Esse discurso de que a gente precisa se amar pode não ser suficiente
O beijo - Klimt
Todo mundo quer amar e ser amado, já podemos começar daí. Quando um bebê chega ao mundo, além de cuidados e proteção ele precisa de muito amor. Acompanhei a chegada da minha sobrinha há quase dois anos de perto. Muito perfeita da titia e cheia de amor. É engraçado perceber como ela pede afeto, atenção. E não faz isso porque é mimada não. É porque isso é o que alimenta a nossa alma.
Quando adultos, podemos ficar num discurso meio budista xangrilá que somos autossuficientes. Não somos mesmo. De fato existem vazios dentro de nós que precisam ser encarados com certo cuidado. Tirando um pouco o machismo da conta, penso que certos sentimentos do qual não temos ainda muita clareza nos transportam para relações violentas e dependentes. Sobre esses vazios, nossa mais honesta sensação de desamparo, há duas percepções que gosto bastante.
A primeira de Freud relaciona o desamparo ao processo de nascimento, quando saímos da unidade e segurança uterina e lidamos com todas as vulnerabilidades. A segunda é espiritual e tem haver com o o nascimento da alma, quando ela foi separada do útero cósmico, de uma unidade de amor incondicional. Ao nascer, fisicamente ou espiritualmente, lidamos com o desamparo, buscamos de modo consciente ou inconsciente o amor e a completude. Às vezes, por falta de clareza, confundimos as energias do ego (medo, domínio, controle) com nossas buscas justamente pela lembrança de unidade já experienciada.

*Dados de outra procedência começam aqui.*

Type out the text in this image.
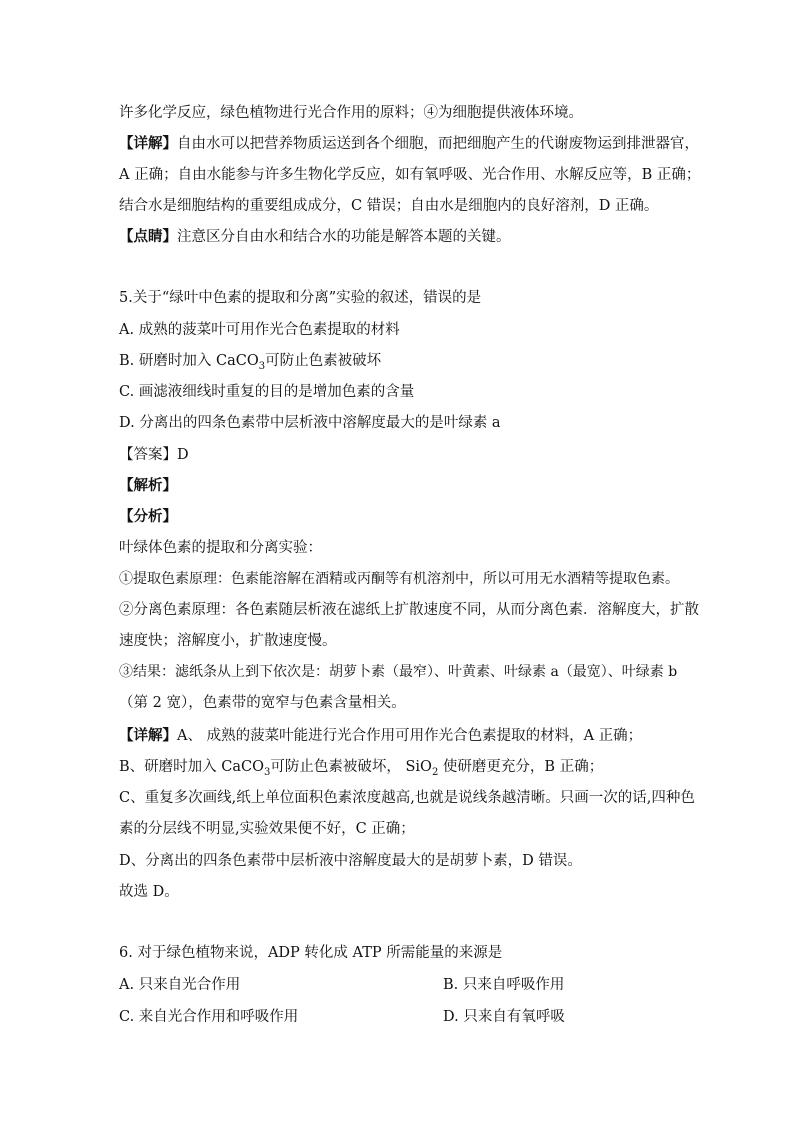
许多化学反应，绿色植物进行光合作用的原料；④为细胞提供液体环境。
【详解】自由水可以把营养物质运送到各个细胞，而把细胞产生的代谢废物运到排泄器官，
A 正确；自由水能参与许多生物化学反应，如有氧呼吸、光合作用、水解反应等，B 正确；
结合水是细胞结构的重要组成成分，C 错误；自由水是细胞内的良好溶剂，D 正确。
【点睛】注意区分自由水和结合水的功能是解答本题的关键。
5.关于“绿叶中色素的提取和分离”实验的叙述，错误的是
A. 成熟的菠菜叶可用作光合色素提取的材料
B. 研磨时加入 CaCO$_3$可防止色素被破坏
C. 画滤液细线时重复的目的是增加色素的含量
D. 分离出的四条色素带中层析液中溶解度最大的是叶绿素 a
【答案】D
【解析】
【分析】
叶绿体色素的提取和分离实验：
①提取色素原理：色素能溶解在酒精或丙酮等有机溶剂中，所以可用无水酒精等提取色素。
②分离色素原理：各色素随层析液在滤纸上扩散速度不同，从而分离色素．溶解度大，扩散
速度快；溶解度小，扩散速度慢。
③结果：滤纸条从上到下依次是：胡萝卜素（最窄）、叶黄素、叶绿素 a（最宽）、叶绿素 b
（第 2 宽），色素带的宽窄与色素含量相关。
【详解】A、 成熟的菠菜叶能进行光合作用可用作光合色素提取的材料，A 正确；
B、研磨时加入 CaCO$_3$可防止色素被破坏， SiO$_2$ 使研磨更充分，B 正确；
C、重复多次画线,纸上单位面积色素浓度越高,也就是说线条越清晰。只画一次的话,四种色
素的分层线不明显,实验效果便不好，C 正确；
D、分离出的四条色素带中层析液中溶解度最大的是胡萝卜素，D 错误。
故选 D。
6. 对于绿色植物来说，ADP 转化成 ATP 所需能量的来源是
A. 只来自光合作用	B. 只来自呼吸作用
C. 来自光合作用和呼吸作用	D. 只来自有氧呼吸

Usamos, por falta de maturidade, os relacionamentos para simular certa completude. E isso nos transporta para lugares sombrios e dolorosos. Não sei se há algum ser humano na Terra que não tenha vivido essas dores. Como uma polaridade oposta, podemos entrar nesse discurso de que nos amar é suficiente. Sim, a gente precisa de autoamor, consciência e autonomia. Mas amar e ser amadas também é necessidade. Não há sentido numa vida ausente de amor. Falo isso a partir das minhas buscas, angústias, de caminhos percorridos onde eu mesma estive desconectada desse tipo de amor.
Colocando o machismo na conta agora, faz tempo que para as mulheres sobram os diversos tipos de violências e desamor. De modo geral, os homens recebem muito mais afeto. Enquanto somos consumidas em série, tratadas como objetos, dominadas, eles recebem de nós mesmas o mais profundo e fiel amor. São escolhidos, admirados, adorados de muitas maneiras quando pouco dão em troca. Vejo isso no dia a dia de muitas formas.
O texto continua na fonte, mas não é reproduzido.